Isla de Guadalupe Scuba Diving
Attention on South Africa and Australia as shark diving capitals of the world has been shifting fast since 1999 with the rising popularity of Isla de Guadalupe.
Volcanic Guadalupe Island lies 160 miles west of Mexico's Baja California peninsula in the Pacific Ocean, with 100ft visibility the local White Shark populations are truly vast in number. The island is also a very popular destination for big game fishing. The sharks are known to astonish with their prowess by snatching game fish away before fisherman's eyes.
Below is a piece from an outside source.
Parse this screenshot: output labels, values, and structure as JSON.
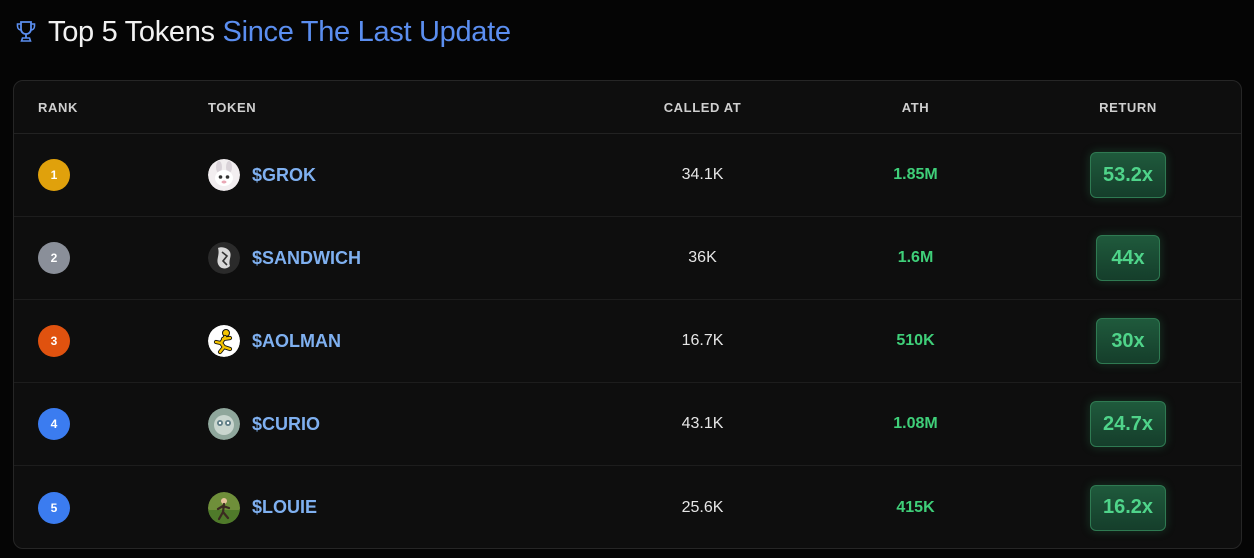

Guadalupe is by no means a tropical island with palm-fringed shores. Its southern areas are rugged and desolate although northern parts are a bit more fertile. On the southwestern end is Tuna Alley, separating the main island from its two smaller counterparts. Virtually the entire southern area was wiped out by goats brought over by Russian whalers and seal poachers, and though their numbers declined steadily until the Mexican government employed a complete round-up in 2005. The island was proclaimed a nature reserve as long ago as 1928.
The Discovery
A spate of shark attacks near California in the 70's lead researchers to the Farallon Island and Ano Nuevo Islands where they discovered large numbers of great whites drawn to the juicy local populations of Northern Elephant Seals, California and Stellar Sea Lions.